Dijo que las tomas clandestinas habrían alcanzado el año pasado los dos mil millones de dólares, lo que representa seis veces el programa de comedores comunitarios, cuatro veces de apoyo alimentario, casi la mitad del programa Prospera completo o el 40 por ciento de los apoyos que se otorgan a los adultos mayores de 65 años, solo por referir algunos.

El PRD en voz de Dolores Padierna respaldó esta reforma, al alertar que en las tomas clandestinas que ocurren al interior de instalaciones de Pemex podría haber contubernio de trabajadores sindicalizados.

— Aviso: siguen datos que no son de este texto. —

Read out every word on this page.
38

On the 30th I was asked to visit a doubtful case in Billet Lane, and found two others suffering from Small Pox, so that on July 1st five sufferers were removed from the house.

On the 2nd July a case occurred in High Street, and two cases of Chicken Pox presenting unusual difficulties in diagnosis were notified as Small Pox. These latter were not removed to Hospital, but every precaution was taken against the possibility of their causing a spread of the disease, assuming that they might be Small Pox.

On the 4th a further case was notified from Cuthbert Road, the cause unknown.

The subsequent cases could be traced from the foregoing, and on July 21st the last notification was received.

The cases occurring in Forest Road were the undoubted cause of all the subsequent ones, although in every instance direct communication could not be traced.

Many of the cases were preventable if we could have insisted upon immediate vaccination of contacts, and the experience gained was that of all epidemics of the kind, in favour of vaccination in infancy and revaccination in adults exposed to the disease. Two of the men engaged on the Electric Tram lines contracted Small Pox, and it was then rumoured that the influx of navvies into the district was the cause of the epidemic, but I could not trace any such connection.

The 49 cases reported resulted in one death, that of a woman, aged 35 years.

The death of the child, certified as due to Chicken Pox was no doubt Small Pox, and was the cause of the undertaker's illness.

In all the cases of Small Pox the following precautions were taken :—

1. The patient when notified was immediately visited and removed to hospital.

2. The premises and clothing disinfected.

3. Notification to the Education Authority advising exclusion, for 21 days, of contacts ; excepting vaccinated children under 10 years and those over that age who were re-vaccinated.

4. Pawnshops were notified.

“¿Cuál es la relación entre la desarticulación de los cárteles y el disparo exponencial de delitos como el secuestro, la extorsión, la trata de personas y, en este caso, el robo a Pemex?, pues es una pregunta que el gobierno responsable de brindarnos seguridad a las personas y los bienes debe responder, no solo con los rondines y retenes que evidentemente han fracasado, sino con una labor organizada e integral para erradicar la violencia y la inseguridad”, apuntó.

Al abundar que la caída de los precios del petróleo, de los hidrocarburos obligan hoy más que nunca a cuidar los ingresos del Estado, sin contar con la necesidad de terminar con las tomas clandestinas porque han hecho crecer las tragedias ambientales y han provocado accidentes de consecuencias fatales.

“Además del robo vía tomas clandestinas, se informa en la exposición de motivos del saqueo que también ocurre en actividades relacionadas con la extracción y distribución en campos petroleros, en terminales de almacenamiento y de reparto, en  terminales marítimas, en refinerías y en la carga a buques de gran calado; en estos lugares se alteran los sistemas de medición, las facturas, los sellos y las bandas organizadas que obtienen enormes ganancias. Para 2011, por ejemplo, se estima que el mercado ilícito de combustible dio ganancias por 23 mil 900 millones de pesos. Para el año siguiente, creció a 33 mil 200 millones de pesos”.

El ecologista Gerardo Flores hizo notar que han ocurrido accidentes graves, como el de San Martín Texmelucan, Puebla, en 2010 que dejó 30 muertos, 13 de los cuales eran niños; 52 heridos y 100 casas afectadas, con 5 mil damnificados, por lo que urgió a actuar contra quienes ordeñan los ductos y generan estos daños.